The narrator and his grandmother — his Baba — do not share much language in common. She lives simply, "in a chicken coop beside a highway," where his father drives him every morning so that she can care for her grandson during the day. To communicate, she points and the boy nods. When he accidentally drops a bite of food that she has cooked for him, she picks it up, kisses it, puts it back in his bowl, and gently squeezes his cheeks. When he asks why she collects worms during rainstorms and brings them back to her garden, she traces all the lines in the palm of his hand.

Tender and evocative, both the text by poet Jordan Scott and the illustrations by Kate Greenaway Medal winner Sydney Smith bring the bond between these two fully alive, whether Baba is getting her grandson ready for school, sharing garden harvest with him, or, eventually, moving into the boy's home as her health begins to fail, giving him a chance to reciprocate the loving care she's given him. The pictures are stunningly beautiful -- for instance, rays of light streaming down from clouds on the lake that the father and son pass on the way to Baba's house -- and impeccably interconnected. The stick-figure drawing we see of Baba at her house becomes, on a subsequent page, the picture the boy is sketching in the car's back seat.

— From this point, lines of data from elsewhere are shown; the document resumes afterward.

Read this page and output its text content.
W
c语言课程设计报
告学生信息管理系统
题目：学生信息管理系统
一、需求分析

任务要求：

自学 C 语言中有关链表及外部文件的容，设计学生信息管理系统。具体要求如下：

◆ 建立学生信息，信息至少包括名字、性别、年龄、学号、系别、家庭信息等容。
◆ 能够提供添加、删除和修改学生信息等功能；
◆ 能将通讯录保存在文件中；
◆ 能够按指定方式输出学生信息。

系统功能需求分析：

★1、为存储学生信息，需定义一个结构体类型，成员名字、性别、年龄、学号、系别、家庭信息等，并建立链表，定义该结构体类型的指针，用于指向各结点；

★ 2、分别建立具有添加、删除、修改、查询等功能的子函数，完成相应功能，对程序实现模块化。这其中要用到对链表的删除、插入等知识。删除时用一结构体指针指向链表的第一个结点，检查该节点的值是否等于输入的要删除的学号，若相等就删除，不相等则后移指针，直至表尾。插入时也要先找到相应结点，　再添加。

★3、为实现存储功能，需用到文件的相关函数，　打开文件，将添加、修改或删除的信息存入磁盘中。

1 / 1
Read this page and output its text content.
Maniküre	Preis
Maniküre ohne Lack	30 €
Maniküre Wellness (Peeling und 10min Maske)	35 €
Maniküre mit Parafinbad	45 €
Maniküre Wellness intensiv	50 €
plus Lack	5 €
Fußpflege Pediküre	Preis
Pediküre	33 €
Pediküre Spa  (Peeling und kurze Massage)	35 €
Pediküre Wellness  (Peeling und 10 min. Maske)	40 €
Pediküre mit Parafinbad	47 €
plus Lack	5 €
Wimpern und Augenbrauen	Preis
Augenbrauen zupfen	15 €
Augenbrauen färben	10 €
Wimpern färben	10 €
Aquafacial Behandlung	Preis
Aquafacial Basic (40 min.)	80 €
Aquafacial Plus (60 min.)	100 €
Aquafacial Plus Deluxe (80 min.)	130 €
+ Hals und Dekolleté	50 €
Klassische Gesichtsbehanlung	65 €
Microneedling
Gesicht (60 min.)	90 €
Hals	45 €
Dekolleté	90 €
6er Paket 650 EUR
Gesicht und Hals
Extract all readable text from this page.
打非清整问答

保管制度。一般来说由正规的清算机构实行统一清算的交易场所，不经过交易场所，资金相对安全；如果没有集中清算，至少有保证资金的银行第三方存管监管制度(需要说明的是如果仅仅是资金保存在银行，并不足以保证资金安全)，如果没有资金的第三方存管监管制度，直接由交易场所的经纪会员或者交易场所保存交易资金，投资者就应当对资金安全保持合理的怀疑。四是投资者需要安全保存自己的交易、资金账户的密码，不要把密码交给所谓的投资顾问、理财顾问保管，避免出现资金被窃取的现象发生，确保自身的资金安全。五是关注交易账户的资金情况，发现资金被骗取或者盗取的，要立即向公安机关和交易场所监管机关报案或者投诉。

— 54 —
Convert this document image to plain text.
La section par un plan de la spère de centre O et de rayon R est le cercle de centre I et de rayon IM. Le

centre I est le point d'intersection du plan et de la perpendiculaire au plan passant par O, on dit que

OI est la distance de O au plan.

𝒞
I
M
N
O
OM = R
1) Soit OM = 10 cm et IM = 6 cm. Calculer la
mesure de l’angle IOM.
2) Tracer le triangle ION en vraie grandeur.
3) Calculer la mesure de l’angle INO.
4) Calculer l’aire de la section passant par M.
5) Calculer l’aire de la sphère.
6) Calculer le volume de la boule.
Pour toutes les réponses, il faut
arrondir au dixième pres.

Perhaps the heart-aching wonder of this book comes from its deep roots in Jordan Scott's personal history. In an opening note, he speaks of his grandmother and her family's suffering during World War II, her treasuring even soap shavings and storing food "in every nook and cranny." He explains the palms tracing: "She was telling me that when worms dig, they help increase water and air that gets into the soil and also provide nutrients."

The backdrop of suffering and hint of melancholy give this book a feeling of eternity -- not of living forever, but of living compassionately in the fullness of time, moment by moment. We highly recommend this book for four-to-eight-year-old readers and for anyone wanting to allow love to ease the sadness this world often brings.